Using Precipitation Data to Assess Risk of Cholera Outbreaks

Narration: Ryan Fitzgibbons


VO: Decades of research and technology for better forecasting of the when, where and how intense a hurricane will be? But what if we could predict a disease outbreak in the wake of a storm? That's the question some researchers asked about cholera in Haiti in the aftermath of Hurricane Matthew. Cholera is a water-borne infectious disease that occurs when a person ingests food or water contaminated with the Vibrio bacterium. Cholera causes severe diarrhea, nausea, vomiting and dehydration and can lead to death if untreated. Researchers estimate that hundreds of thousands of cases are reported each year worldwide.

Colwell: The bacterium is found in world oceans globally, especially in the temperate regions and in the tropics. So in the countries less developed with infrastructure that is not the equivalent, let's say, of Europe or the United States or Canada, then the population that has to rely on river water or pond water is at risk for cholera.

VO: In addition to water insecurity, high seasonal temperatures followed by extreme rainfall, concentrated populations and a natural disaster are all conditions conducive to a cholera epidemic. This was the case for Haiti in 2010.

Colwell: The data that we were able to pull together showed that in 2010 it was the hottest summer in fifty years. And then as if that weren't enough, there was a hurricane that skirted the island, but it dumped the heaviest rainfall in fifty years.

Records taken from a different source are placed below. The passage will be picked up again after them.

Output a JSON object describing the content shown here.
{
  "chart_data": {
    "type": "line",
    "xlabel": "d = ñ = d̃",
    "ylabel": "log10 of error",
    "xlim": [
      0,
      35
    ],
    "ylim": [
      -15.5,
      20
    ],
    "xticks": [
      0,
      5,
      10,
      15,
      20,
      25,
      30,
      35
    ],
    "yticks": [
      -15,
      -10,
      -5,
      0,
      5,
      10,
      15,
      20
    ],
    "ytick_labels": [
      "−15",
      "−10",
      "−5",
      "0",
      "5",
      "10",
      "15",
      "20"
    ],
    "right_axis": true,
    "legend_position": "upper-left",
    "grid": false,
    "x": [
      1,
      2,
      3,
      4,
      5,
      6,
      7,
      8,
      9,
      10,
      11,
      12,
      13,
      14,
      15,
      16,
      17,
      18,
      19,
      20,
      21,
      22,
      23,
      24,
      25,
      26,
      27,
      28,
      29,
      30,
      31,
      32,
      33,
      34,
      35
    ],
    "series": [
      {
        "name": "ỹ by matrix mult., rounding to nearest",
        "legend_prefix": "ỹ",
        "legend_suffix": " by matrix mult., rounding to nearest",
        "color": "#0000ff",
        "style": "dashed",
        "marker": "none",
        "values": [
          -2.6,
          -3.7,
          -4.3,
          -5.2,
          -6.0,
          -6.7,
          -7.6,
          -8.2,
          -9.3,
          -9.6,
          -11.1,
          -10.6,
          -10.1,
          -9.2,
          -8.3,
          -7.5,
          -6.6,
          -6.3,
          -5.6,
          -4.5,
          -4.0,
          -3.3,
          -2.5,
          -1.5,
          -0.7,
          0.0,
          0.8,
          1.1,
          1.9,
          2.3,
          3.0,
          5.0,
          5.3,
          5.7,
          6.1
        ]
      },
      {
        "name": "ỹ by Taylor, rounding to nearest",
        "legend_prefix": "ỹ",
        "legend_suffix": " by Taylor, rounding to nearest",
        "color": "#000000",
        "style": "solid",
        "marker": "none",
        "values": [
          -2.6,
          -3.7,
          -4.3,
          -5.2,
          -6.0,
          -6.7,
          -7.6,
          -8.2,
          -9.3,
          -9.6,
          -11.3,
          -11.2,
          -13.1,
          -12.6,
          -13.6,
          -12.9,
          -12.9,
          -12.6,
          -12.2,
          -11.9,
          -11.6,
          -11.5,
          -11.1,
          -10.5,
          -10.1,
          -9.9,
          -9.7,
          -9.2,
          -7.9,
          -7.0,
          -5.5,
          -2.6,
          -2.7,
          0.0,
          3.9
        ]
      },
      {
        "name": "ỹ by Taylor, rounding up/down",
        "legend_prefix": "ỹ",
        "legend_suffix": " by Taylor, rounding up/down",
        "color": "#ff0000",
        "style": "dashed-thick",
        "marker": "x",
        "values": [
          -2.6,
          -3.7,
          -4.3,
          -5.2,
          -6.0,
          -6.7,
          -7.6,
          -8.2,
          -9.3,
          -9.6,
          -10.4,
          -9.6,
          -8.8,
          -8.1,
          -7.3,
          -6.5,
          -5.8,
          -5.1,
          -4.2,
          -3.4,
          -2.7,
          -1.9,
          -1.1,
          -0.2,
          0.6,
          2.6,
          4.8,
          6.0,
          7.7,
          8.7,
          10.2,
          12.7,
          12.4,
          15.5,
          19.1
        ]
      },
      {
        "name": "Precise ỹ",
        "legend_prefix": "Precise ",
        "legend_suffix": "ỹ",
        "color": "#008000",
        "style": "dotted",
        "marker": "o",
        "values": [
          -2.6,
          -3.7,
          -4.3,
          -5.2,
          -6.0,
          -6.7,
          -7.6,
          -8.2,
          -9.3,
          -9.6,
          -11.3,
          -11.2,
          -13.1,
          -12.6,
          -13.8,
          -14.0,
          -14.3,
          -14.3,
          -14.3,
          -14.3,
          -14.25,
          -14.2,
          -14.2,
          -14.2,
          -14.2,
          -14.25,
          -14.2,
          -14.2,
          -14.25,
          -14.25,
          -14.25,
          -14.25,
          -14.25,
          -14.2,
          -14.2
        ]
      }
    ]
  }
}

Jutla: We tried to make an algorithm in a cohesive form to determine the risk. And then that basically provided us with the first clues on the risk of outbreak of cholera in Haiti after this earthquake. Then we used the same algorithm with improved satellite datasets from Global Precipitation Measurement mission after Hurricane Matthew struck that region again. And we were able to, in real time, predict the risk of cholera infection in human population at least four weeks in advance. We did the same thing for Yemen. We knew there was a mass movement of human population due to civil unrest in that part of the world, and then we had very heavy precipitation. And then we immediately started monitoring conditions. And that basically converged to give us a risk on where and when this disease will risk on where and when this disease will lock in on human population.

Colwell: I think we can predict and prevent and I'd like to see that happen very quickly, in the next three to five years, and I'd like to see the satellite system to be part of the regular public health tools so that we can do prediction as well as the tracking of epidemics that's done traditionally now.